# Hidrostal pump wiring issue



## JRaef (Mar 23, 2009)

If memory serves me correctly, those are what they refer to a "backup thermal sensors" that are embedded in the windings of the motor. The moisture / thermal sensor that you have is looking at the oil in the housing. These other sensors are in the windings themselves. In Explosion Proof applications, these are required in some jurisdictions even though you have a motor overload relay in the starter. Mosr people in the US don't use them unless they are running the pumps on a VFD.

If you want to use them, you need what is called a "Thermistor Tripping Relay". You wire those sensor circuits in series with each other and the Thermistor Relay measures the resistance of the entire circuit. As the winding temperature increases, the resistance changes suddenly at a particular threshold, the relay picks that up and changes state to drop out the starter circuit.


----------



## John Valdes (May 17, 2007)

Or they could just be temperature sensor leads that can be connected to a temperature controller.
They could be located in the windings and on each bearing housing.

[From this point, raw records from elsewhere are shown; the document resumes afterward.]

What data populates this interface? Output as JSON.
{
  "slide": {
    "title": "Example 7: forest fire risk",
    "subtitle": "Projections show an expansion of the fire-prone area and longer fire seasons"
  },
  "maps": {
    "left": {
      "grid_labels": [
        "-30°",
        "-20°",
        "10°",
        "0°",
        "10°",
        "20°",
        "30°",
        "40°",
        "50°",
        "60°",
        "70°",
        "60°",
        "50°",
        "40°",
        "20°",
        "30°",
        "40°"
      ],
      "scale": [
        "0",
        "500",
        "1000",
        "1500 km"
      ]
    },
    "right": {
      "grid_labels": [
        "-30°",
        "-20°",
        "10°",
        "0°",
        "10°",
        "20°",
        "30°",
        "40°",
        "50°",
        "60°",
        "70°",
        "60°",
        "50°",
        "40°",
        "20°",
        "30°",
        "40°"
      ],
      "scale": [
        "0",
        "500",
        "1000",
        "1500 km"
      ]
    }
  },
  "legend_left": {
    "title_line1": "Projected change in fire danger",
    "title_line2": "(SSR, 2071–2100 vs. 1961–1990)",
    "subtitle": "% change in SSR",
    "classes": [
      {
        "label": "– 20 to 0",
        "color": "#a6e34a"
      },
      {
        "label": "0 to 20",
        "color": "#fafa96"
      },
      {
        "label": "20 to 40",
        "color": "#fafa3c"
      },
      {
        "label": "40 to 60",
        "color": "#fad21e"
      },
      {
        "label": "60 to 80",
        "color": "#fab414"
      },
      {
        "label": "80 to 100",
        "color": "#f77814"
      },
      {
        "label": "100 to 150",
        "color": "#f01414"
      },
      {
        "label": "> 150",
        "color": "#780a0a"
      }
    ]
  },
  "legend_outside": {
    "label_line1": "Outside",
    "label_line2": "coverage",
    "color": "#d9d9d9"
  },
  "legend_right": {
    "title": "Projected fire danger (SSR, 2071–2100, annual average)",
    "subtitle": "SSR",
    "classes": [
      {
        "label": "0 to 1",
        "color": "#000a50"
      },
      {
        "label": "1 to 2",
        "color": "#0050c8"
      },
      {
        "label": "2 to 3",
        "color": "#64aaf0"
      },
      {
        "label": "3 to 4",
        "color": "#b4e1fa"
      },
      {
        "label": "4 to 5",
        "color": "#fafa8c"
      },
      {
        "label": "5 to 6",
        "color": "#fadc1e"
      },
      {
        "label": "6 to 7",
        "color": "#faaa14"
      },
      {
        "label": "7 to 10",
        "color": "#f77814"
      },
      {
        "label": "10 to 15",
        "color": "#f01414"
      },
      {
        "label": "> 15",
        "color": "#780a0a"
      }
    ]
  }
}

The distributor should be able to explain what these leads are for. Go to the manufacturer if the distributor cannot help you.


----------



## Zenerohmma (Oct 24, 2008)

John Valdes said:


> Or they could just be temperature sensor leads that can be connected to a temperature controller.
> They could be located in the windings and on each bearing housing.
> 
> The distributor should be able to explain what these leads are for. Go to the manufacturer if the distributor cannot help you.




I'm going to guess they are for low voltage instrumentation devices that could be added on?

I have never directly worked on this type of a system but I'm going to make an educated guess and think the low voltage wires could be used for devices that measure flow, pressure, level, process monitoring devices.

Not sure but I would definitely contact the manufacturer a request a full wiring diagram for the pump.


----------



## John Valdes (May 17, 2007)

Zenerohmma said:


> I'm going to guess they are for low voltage instrumentation devices that could be added on?
> 
> I have never directly worked on this type of a system but I'm going to make an educated guess and think the low voltage wires could be used for devices that measure flow, pressure, level, process monitoring devices.
> 
> Not sure but I would definitely contact the manufacturer a request a full wiring diagram for the pump.


Knowing the motor industry fairly well I can say with confidence the leads are connected to temperature sensing probes such as thermistors or temp switches like "Klixons".
The sensors could be anything from a thermocouple to a switch.
There is no possibility these leads can do the things you mention as they are located in the motor itself.
I do agree the distributor and finally the manufacturer be consulted as to the leads in question. But only to verify what type of temp sensor is present.


----------



## Fixastang (Sep 4, 2012)

Thanks for the suggestions. We are still waiting to here from the vendor. I'll keep everyone posted when we hear from them.


----------